Regarding previous studies, Eisele et al. screened 72 consecutive patients with MS and evaluated the patients according to age, sex, disease duration/diagnosis, and maximum ADC. Their results emphasize the presence of a transient reduction of diffusion in acute MS lesions.28 In another study, Sbardella et al. acquired diffusion tensor imaging (DTI) sequences of the corpus callosum, internal capsule, posterior thalamic, cerebral peduncles and cerebellum, and found no correlation between global MRI measures and EDSS.29

Balashov et al. retrospectively compared MRI characteristics of RRMS patients with typical active symptomatic contrast-enhancing lesions with increased or normal diffusion in the patients. They assessed the patients with acute demyelinating lesions with restricted diffusion (ADLRD) and categorized them based on age/sex, type of MS, and MRI of the spinal cord. DWI could introduce ADLRD as a new variant of lesion in MS and suggests etiological heterogeneity in the development of acute MS lesions.30

The discrimination of diffusivity in patients with MS and healthy individuals creates a potential role for DWI to diagnosis and evaluate the treatment process. However, there was no investigation for declaration of the hypothesis whether a correlation exists between ID and diffusion restriction in MS patients. Therefore, this investigation tried to study the possible differences between MS patients in the ID and DR groups regarding demographic, technical and regional factors.

There were some limitations in our study, as our center was the only academic center in which DW images were available. Also, some patients did not agree to have their history taken by our neurologists.

For the first time, our study demonstrated that there were no significant differences in the most specific demographic, technical, and cord and brain regional parameters in MS patients in the ID and DR groups, and enhancement with and without Gd was relatively different in the two studied groups. Interestingly, our results may alter the prior assumption that diffusivity is increased in MS lesions. Further prospective studies can declare essential predisposing factors underlying DR in MS patients undergoing DWI.

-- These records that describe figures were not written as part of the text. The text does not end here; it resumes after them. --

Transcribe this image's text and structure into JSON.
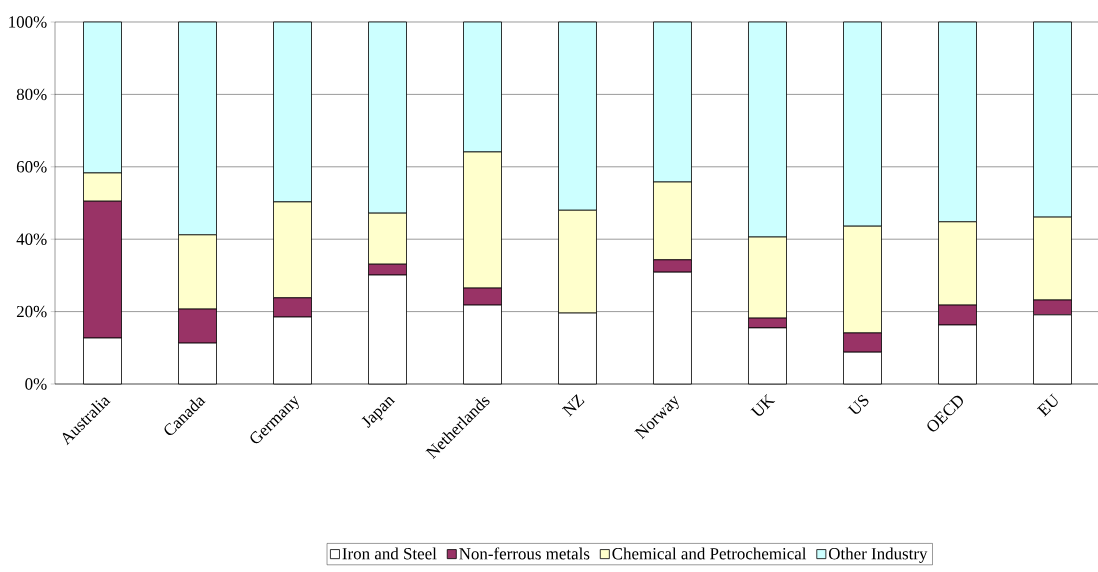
{
  "chart_data": {
    "type": "bar",
    "stacked": true,
    "categories": [
      "Australia",
      "Canada",
      "Germany",
      "Japan",
      "Netherlands",
      "NZ",
      "Norway",
      "UK",
      "US",
      "OECD",
      "EU"
    ],
    "series": [
      {
        "name": "Iron and Steel",
        "color": "#ffffff",
        "values": [
          12.7,
          11.3,
          18.5,
          30.1,
          21.8,
          19.6,
          30.9,
          15.5,
          8.8,
          16.3,
          19.1
        ]
      },
      {
        "name": "Non-ferrous metals",
        "color": "#993366",
        "values": [
          37.8,
          9.4,
          5.3,
          3.0,
          4.7,
          0,
          3.4,
          2.7,
          5.3,
          5.5,
          4.1
        ]
      },
      {
        "name": "Chemical and Petrochemical",
        "color": "#ffffcc",
        "values": [
          7.8,
          20.5,
          26.5,
          14.1,
          37.6,
          28.4,
          21.5,
          22.4,
          29.5,
          23.0,
          22.9
        ]
      },
      {
        "name": "Other Industry",
        "color": "#ccffff",
        "values": [
          41.7,
          58.8,
          49.7,
          52.8,
          35.9,
          52.0,
          44.2,
          59.4,
          56.4,
          55.2,
          53.9
        ]
      }
    ],
    "ylim": [
      0,
      100
    ],
    "yticks": [
      {
        "value": 0,
        "label": "0%"
      },
      {
        "value": 20,
        "label": "20%"
      },
      {
        "value": 40,
        "label": "40%"
      },
      {
        "value": 60,
        "label": "60%"
      },
      {
        "value": 80,
        "label": "80%"
      },
      {
        "value": 100,
        "label": "100%"
      }
    ],
    "grid": "y",
    "legend": "bottom"
  }
}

Considering the low percentage of DR plaques in our study, this hypothesis came to us that diffusion restriction evolves rapidly to normal diffusion after a short time, but to our knowledge a definite duration has not been determined yet. Also, interestingly, we noticed that 95.2% of the patients with enhanced plaques were from the ID group, meaning that change of DR to ID is not at the same time that enhancement changes to loss of enhancement, i.e. enhancement of plaques persists for a longer duration than in decreased diffusion. Therefore, there should be some time relation between enhancement and diffusion of MS plaques in the course of the disease. To realize this time-relationship, we are preparing a prospective study to determine this time-dependent relation between change in enhancement and change in diffusion restriction in the course of the disease.

Funding

This research received no specific grant from any funding agency in the public, commercial, or not-for-profit sectors.

Conflict of interest

The authors declared no potential conflicts of interest with respect to the research, authorship, and/or publication of this article.